Mit 42 Tonnen ist „Haromi“ nicht wirklich ein Leichtgewicht. Auf dem Alholmsfjärden aber springt die 23,99 Meter lange Slup erstaunlich schnell an. Bei bis zu zehn Knoten Wind toppt sie raumschots und unter Genua die wahre Windgeschwindigkeit spielerisch. Dem Trend zu mehreren Vorsegeln folgend können Gennaker oder Code Zero, Fock und ein Stagsegel am Carbonmast von Southern Spars stehen. Selbst hoch am Wind ist der Ruderdruck erstaunlich gering. Angenehm ist, dass das Steuergefühl direkter wird, je stärker die Krängung ist. Ideal sind 20 Grad Neigung. Dann ragt das Luv-Ruderblatt vollständig hervor und erzeugt keinen Wasserwiderstand.

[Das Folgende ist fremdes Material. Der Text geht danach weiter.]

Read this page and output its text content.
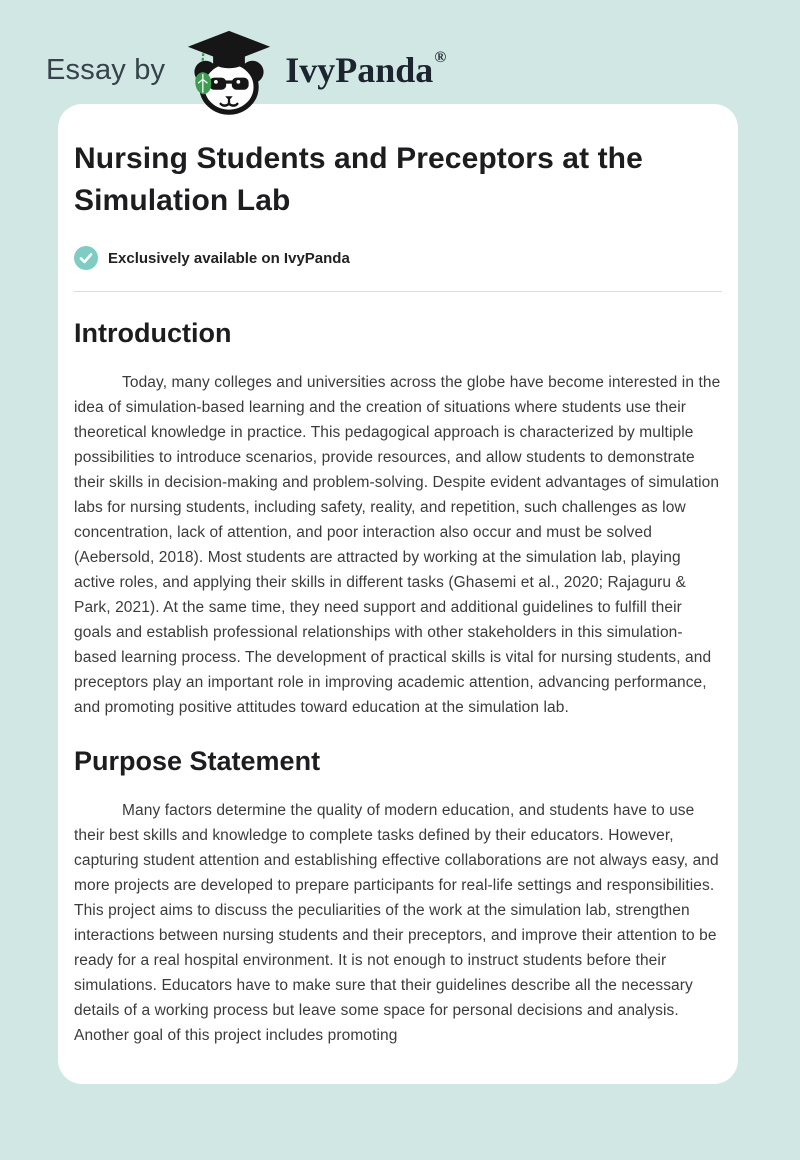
Essay by	IvyPanda ®
Nursing Students and Preceptors at the Simulation Lab
Exclusively available on IvyPanda
Introduction

Today, many colleges and universities across the globe have become interested in the idea of simulation-based learning and the creation of situations where students use their theoretical knowledge in practice. This pedagogical approach is characterized by multiple possibilities to introduce scenarios, provide resources, and allow students to demonstrate their skills in decision-making and problem-solving. Despite evident advantages of simulation labs for nursing students, including safety, reality, and repetition, such challenges as low concentration, lack of attention, and poor interaction also occur and must be solved (Aebersold, 2018). Most students are attracted by working at the simulation lab, playing active roles, and applying their skills in different tasks (Ghasemi et al., 2020; Rajaguru & Park, 2021). At the same time, they need support and additional guidelines to fulfill their goals and establish professional relationships with other stakeholders in this simulation-based learning process. The development of practical skills is vital for nursing students, and preceptors play an important role in improving academic attention, advancing performance, and promoting positive attitudes toward education at the simulation lab.

Purpose Statement

Many factors determine the quality of modern education, and students have to use their best skills and knowledge to complete tasks defined by their educators. However, capturing student attention and establishing effective collaborations are not always easy, and more projects are developed to prepare participants for real-life settings and responsibilities. This project aims to discuss the peculiarities of the work at the simulation lab, strengthen interactions between nursing students and their preceptors, and improve their attention to be ready for a real hospital environment. It is not enough to instruct students before their simulations. Educators have to make sure that their guidelines describe all the necessary details of a working process but leave some space for personal decisions and analysis. Another goal of this project includes promoting
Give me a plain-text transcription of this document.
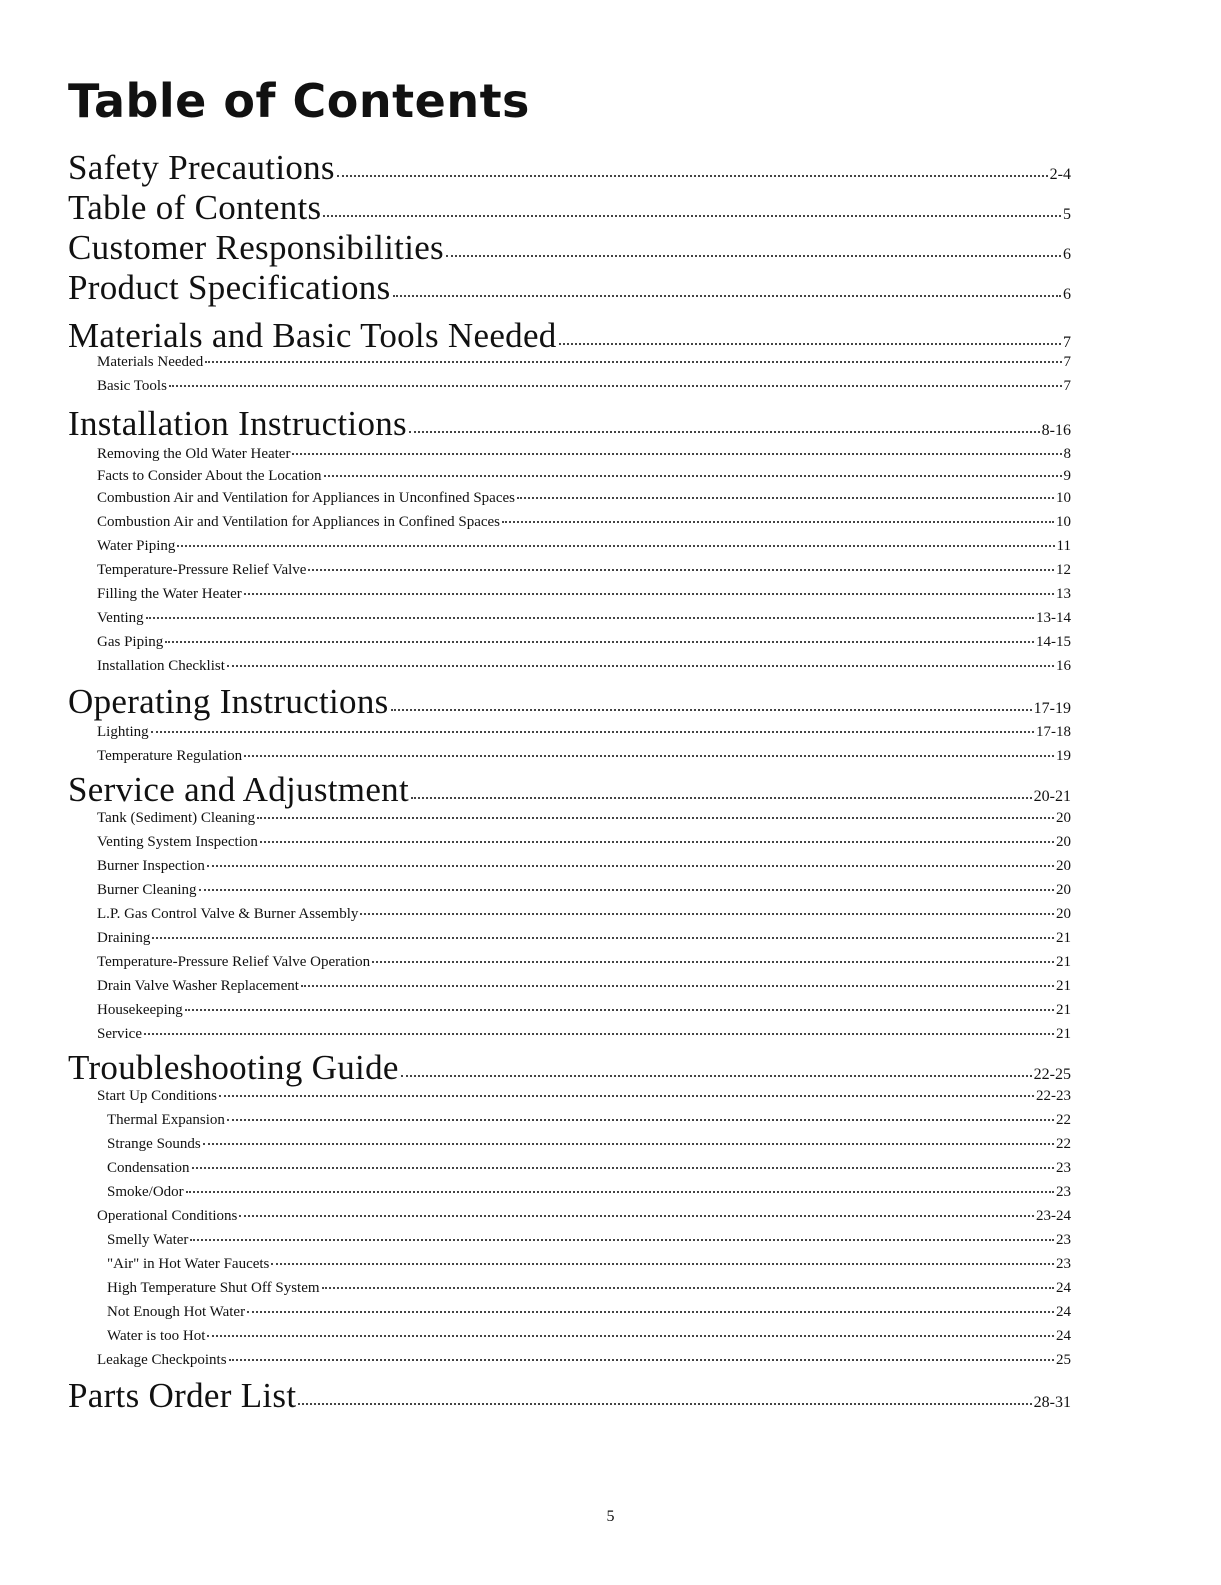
Table of Contents
Safety Precautions	2-4
Table of Contents	5
Customer Responsibilities	6
Product Specifications	6
Materials and Basic Tools Needed	7
Materials Needed	7
Basic Tools	7
Installation Instructions	8-16
Removing the Old Water Heater	8
Facts to Consider About the Location	9
Combustion Air and Ventilation for Appliances in Unconfined Spaces	10
Combustion Air and Ventilation for Appliances in Confined Spaces	10
Water Piping	11
Temperature-Pressure Relief Valve	12
Filling the Water Heater	13
Venting	13-14
Gas Piping	14-15
Installation Checklist	16
Operating Instructions	17-19
Lighting	17-18
Temperature Regulation	19
Service and Adjustment	20-21
Tank (Sediment) Cleaning	20
Venting System Inspection	20
Burner Inspection	20
Burner Cleaning	20
L.P. Gas Control Valve & Burner Assembly	20
Draining	21
Temperature-Pressure Relief Valve Operation	21
Drain Valve Washer Replacement	21
Housekeeping	21
Service	21
Troubleshooting Guide	22-25
Start Up Conditions	22-23
Thermal Expansion	22
Strange Sounds	22
Condensation	23
Smoke/Odor	23
Operational Conditions	23-24
Smelly Water	23
"Air" in Hot Water Faucets	23
High Temperature Shut Off System	24
Not Enough Hot Water	24
Water is too Hot	24
Leakage Checkpoints	25
Parts Order List	28-31
5
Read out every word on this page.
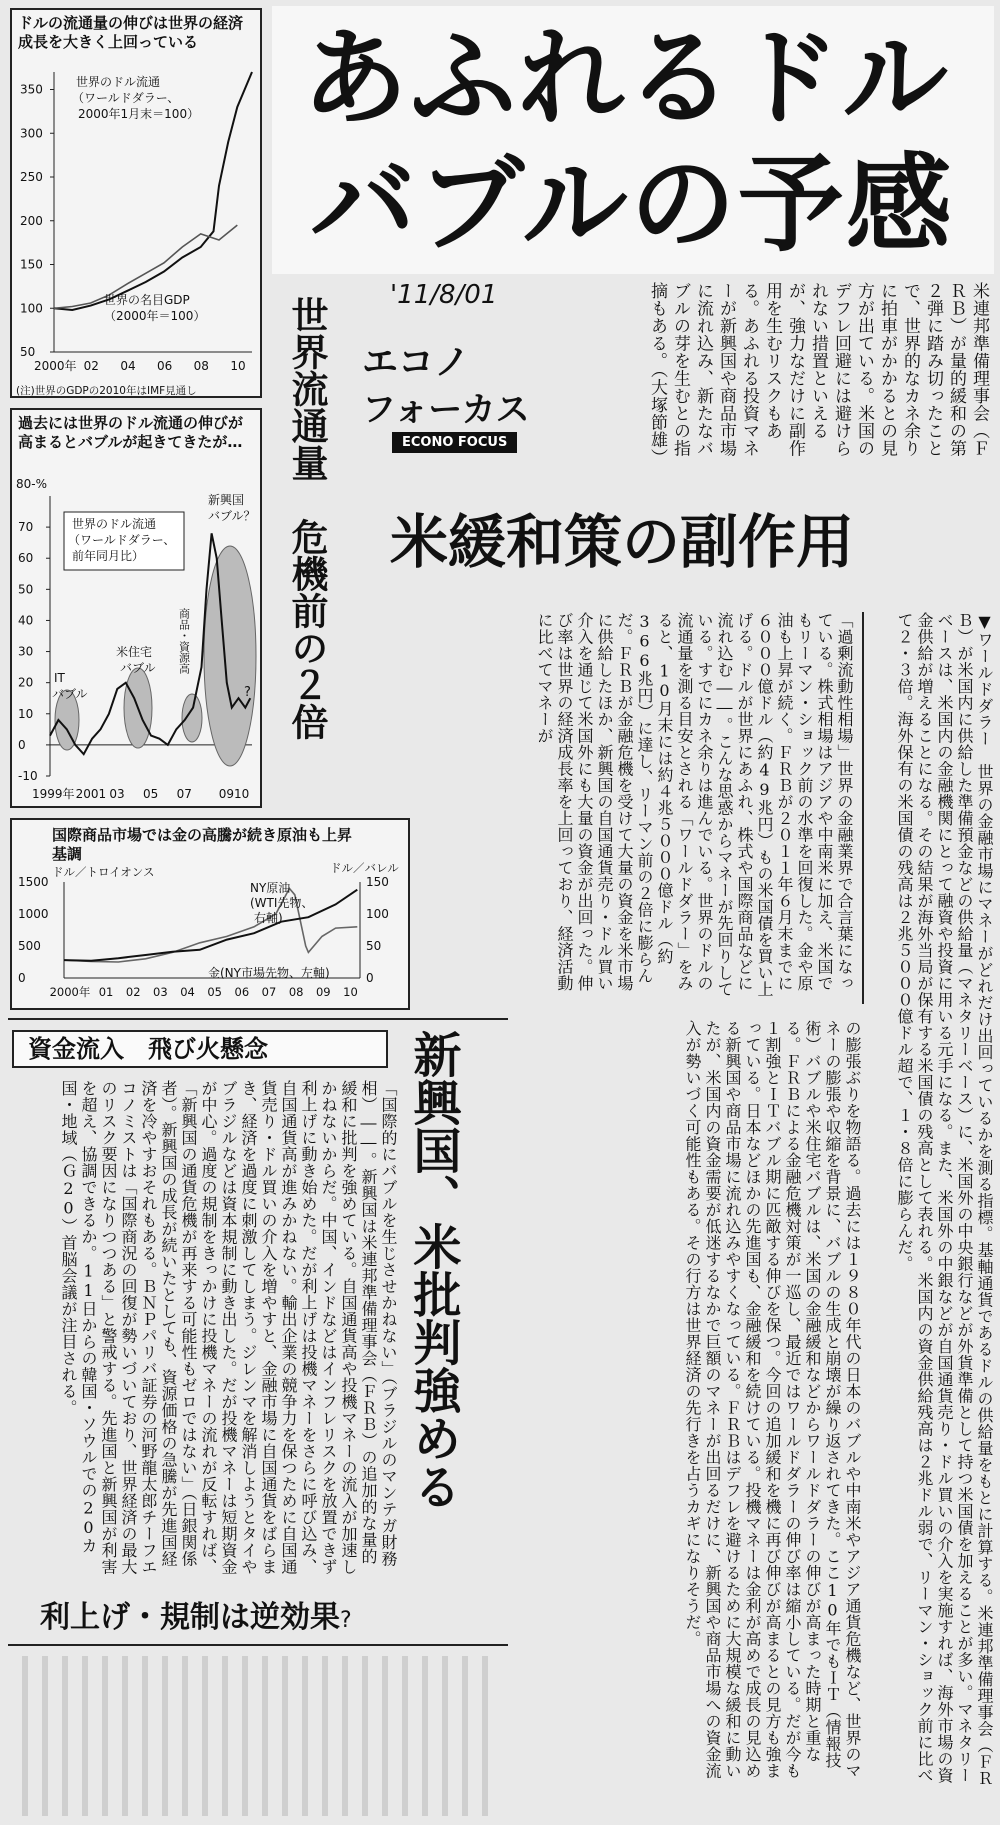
ドルの流通量の伸びは世界の経済成長を大きく上回っている
350
300
250
200
150
100
50
2000年 02 04 06 08 10
世界のドル流通
（ワールドダラー、
2000年1月末＝100）
世界の名目GDP
（2000年＝100）
(注)世界のGDPの2010年はIMF見通し
過去には世界のドル流通の伸びが高まるとバブルが起きてきたが…
80-%
70
60
50
40
30
20
10
0
-10
1999年 2001 03 05 07 0910
世界のドル流通
（ワールドダラー、
前年同月比）
IT
バブル
米住宅
バブル 商品・資源高
新興国
バブル？
?
国際商品市場では金の高騰が続き原油も上昇基調
ドル／トロイオンス	ドル／バレル
1500
1000
500
0
150
100
50
0
2000年 01 02 03 04 05 06 07 08 09 10
NY原油
(WTI先物、
右軸)
金(NY市場先物、左軸)
あふれるドル
バブルの予感
世界流通量　危機前の２倍
'11/8/01
エコノ
フォーカス
ECONO FOCUS	米連邦準備理事会（ＦＲＢ）が量的緩和の第２弾に踏み切ったことで、世界的なカネ余りに拍車がかかるとの見方が出ている。米国のデフレ回避には避けられない措置といえるが、強力なだけに副作用を生むリスクもある。あふれる投資マネーが新興国や商品市場に流れ込み、新たなバブルの芽を生むとの指摘もある。（大塚節雄）
米緩和策の副作用
「過剰流動性相場」世界の金融業界で合言葉になっている。株式相場はアジアや中南米に加え、米国でもリーマン・ショック前の水準を回復した。金や原油も上昇が続く。ＦＲＢが２０１１年６月末までに６０００億ドル（約49兆円）もの米国債を買い上げる。ドルが世界にあふれ、株式や国際商品などに流れ込む――。こんな思惑からマネーが先回りしている。すでにカネ余りは進んでいる。世界のドルの流通量を測る目安とされる「ワールドダラー」をみると、10月末には約４兆５０００億ドル（約366兆円）に達し、リーマン前の２倍に膨らんだ。ＦＲＢが金融危機を受けて大量の資金を米市場に供給したほか、新興国の自国通貨売り・ドル買い介入を通じて米国外にも大量の資金が出回った。伸び率は世界の経済成長率を上回っており、経済活動に比べてマネーが	▼ワールドダラー　世界の金融市場にマネーがどれだけ出回っているかを測る指標。基軸通貨であるドルの供給量をもとに計算する。米連邦準備理事会（ＦＲＢ）が米国内に供給した準備預金などの供給量（マネタリーベース）に、米国外の中央銀行などが外貨準備として持つ米国債を加えることが多い。マネタリーベースは、米国内の金融機関にとって融資や投資に用いる元手になる。また、米国外の中銀などが自国通貨売り・ドル買いの介入を実施すれば、海外市場の資金供給が増えることになる。その結果が海外当局が保有する米国債の残高として表れる。米国内の資金供給残高は２兆ドル弱で、リーマン・ショック前に比べて２・３倍。海外保有の米国債の残高は２兆５０００億ドル超で、１・８倍に膨らんだ。
資金流入　飛び火懸念	の膨張ぶりを物語る。過去には１９８０年代の日本のバブルや中南米やアジア通貨危機など、世界のマネーの膨張や収縮を背景に、バブルの生成と崩壊が繰り返されてきた。ここ10年でもＩＴ（情報技術）バブルや米住宅バブルは、米国の金融緩和などからワールドダラーの伸びが高まった時期と重なる。ＦＲＢによる金融危機対策が一巡し、最近ではワールドダラーの伸び率は縮小している。だが今も１割強とＩＴバブル期に匹敵する伸びを保つ。今回の追加緩和を機に再び伸びが高まるとの見方も強まっている。日本などほかの先進国も、金融緩和を続けている。投機マネーは金利が高めで成長の見込める新興国や商品市場に流れ込みやすくなっている。ＦＲＢはデフレを避けるために大規模な緩和に動いたが、米国内の資金需要が低迷するなかで巨額のマネーが出回るだけに、新興国や商品市場への資金流入が勢いづく可能性もある。その行方は世界経済の先行きを占うカギになりそうだ。
新興国、米批判強める
「国際的にバブルを生じさせかねない」（ブラジルのマンテガ財務相）――。新興国は米連邦準備理事会（ＦＲＢ）の追加的な量的緩和に批判を強めている。自国通貨高や投機マネーの流入が加速しかねないからだ。中国、インドなどはインフレリスクを放置できず利上げに動き始めた。だが利上げは投機マネーをさらに呼び込み、自国通貨高が進みかねない。輸出企業の競争力を保つために自国通貨売り・ドル買いの介入を増やすと、金融市場に自国通貨をばらまき、経済を過度に刺激してしまう。ジレンマを解消しようとタイやブラジルなどは資本規制に動き出した。だが投機マネーは短期資金が中心。過度の規制をきっかけに投機マネーの流れが反転すれば、「新興国の通貨危機が再来する可能性もゼロではない」（日銀関係者）。新興国の成長が続いたとしても、資源価格の急騰が先進国経済を冷やすおそれもある。ＢＮＰパリバ証券の河野龍太郎チーフエコノミストは「国際商況の回復が勢いづいており、世界経済の最大のリスク要因になりつつある」と警戒する。先進国と新興国が利害を超え、協調できるか。11日からの韓国・ソウルでの20カ国・地域（Ｇ20）首脳会議が注目される。
利上げ・規制は逆効果?
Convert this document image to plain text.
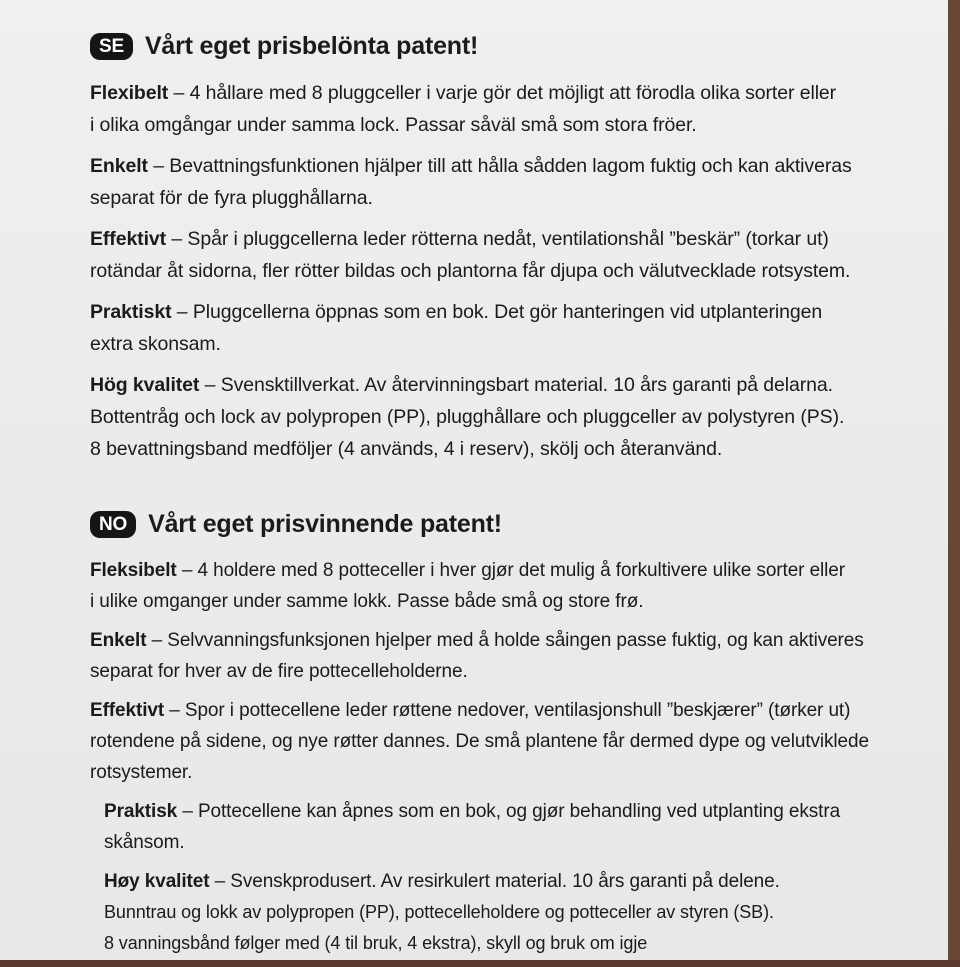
SE Vårt eget prisbelönta patent!

Flexibelt – 4 hållare med 8 pluggceller i varje gör det möjligt att förodla olika sorter eller
i olika omgångar under samma lock. Passar såväl små som stora fröer.

Enkelt – Bevattningsfunktionen hjälper till att hålla sådden lagom fuktig och kan aktiveras
separat för de fyra plugghållarna.

Effektivt – Spår i pluggcellerna leder rötterna nedåt, ventilationshål ”beskär” (torkar ut)
rotändar åt sidorna, fler rötter bildas och plantorna får djupa och välutvecklade rotsystem.

Praktiskt – Pluggcellerna öppnas som en bok. Det gör hanteringen vid utplanteringen
extra skonsam.

Hög kvalitet – Svensktillverkat. Av återvinningsbart material. 10 års garanti på delarna.
Bottentråg och lock av polypropen (PP), plugghållare och pluggceller av polystyren (PS).
8 bevattningsband medföljer (4 används, 4 i reserv), skölj och återanvänd.

NO Vårt eget prisvinnende patent!

Fleksibelt – 4 holdere med 8 potteceller i hver gjør det mulig å forkultivere ulike sorter eller
i ulike omganger under samme lokk. Passe både små og store frø.

Enkelt – Selvvanningsfunksjonen hjelper med å holde såingen passe fuktig, og kan aktiveres
separat for hver av de fire pottecelleholderne.

Effektivt – Spor i pottecellene leder røttene nedover, ventilasjonshull ”beskjærer” (tørker ut)
rotendene på sidene, og nye røtter dannes. De små plantene får dermed dype og velutviklede
rotsystemer.

Praktisk – Pottecellene kan åpnes som en bok, og gjør behandling ved utplanting ekstra skånsom.

Høy kvalitet – Svenskprodusert. Av resirkulert material. 10 års garanti på delene.
Bunntrau og lokk av polypropen (PP), pottecelleholdere og potteceller av styren (SB).
8 vanningsbånd følger med (4 til bruk, 4 ekstra), skyll og bruk om igje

Dass die erste Swan 78 mehr Racer-Cruiser als umgekehrt ist, hat einen einfachen Grund: Eignervertreter Stephan Semmerling erhielt bei der Wahl der Zusatzausstattung Carte blanche. „Wir haben es auf die Spitze getrieben“, sagt Semmerling lachend und sichtlich zufrieden an das Achterstag gelehnt. Auf sein Geheiß hin wurde der Bugspriet länger, und „Haromi“ erhielt zwei zusätzliche Winschen am Mast sowie eine für die Großschot zentral vor den Steuerrädern.
Diese drei Winschen sind bei der zweiten, weniger sportlichen Baunummer kaptiv und arbeiten unter Deck. Die Harken-Carbonwinschen treiben bei ORC-Regatten Kurbeln an. Im Hydraulikbetrieb laufen bis zu vier gleichzeitig auf Hochtouren, ohne dass das Öl heißläuft. „Es wird im Kreis mit Vordruck gekühlt“, freut sich Semmerling. Er, der sich bei diesem Projekt als aktiver Entwickler sah, verordnete den Groß- und Vorsegelwinschen Trimmpanels, die sich in der Standardversion zentral am Steuerrad befinden. Das Segellaminat bestellte der Regatta-ambitionierte Eigner bei Quantum Sails und orderte gleich ein weit ausgestelltes Großsegel mit, das im 40-Fuß-Container zum Rolex Swan Cup nach Porto Cervo reist.
Germán Frers geht, nachdem er bei zehn Grad Außentemperatur für sechs Stunden an Bord war, durch die Kabinen, öffnet hier ein Schapp, prüft da ein Pütting und testet das von Plastik überzogene Eignerbett ausgiebig. Er würde den achtern liegenden Eignerbereich wählen.
„Mehr Privatsphäre“, gibt der Grandseigneur im Hafen Aufschluss. In beiden Layouts ausnahmslos dem Komfort verschrieben haben sich die in den Süllrand eingelassenen Sitzflächen. Während einer Regatta würde sicher niemand hier Platz nehmen. Alte Werte, neue Formen, so könnte man Nautors Linienumbau überschreiben. Dieses Statement untermauert das: „Wir sind sehr konservativ. Den einzigen Raum für Verrücktheiten lässt die Farbe des Rumpfes.“
Dieser Artikel erschien erstmals in der BOOTE-Exclusiv-Ausgabe 5/2018 und wurde für diese Online-Version aktualisiert.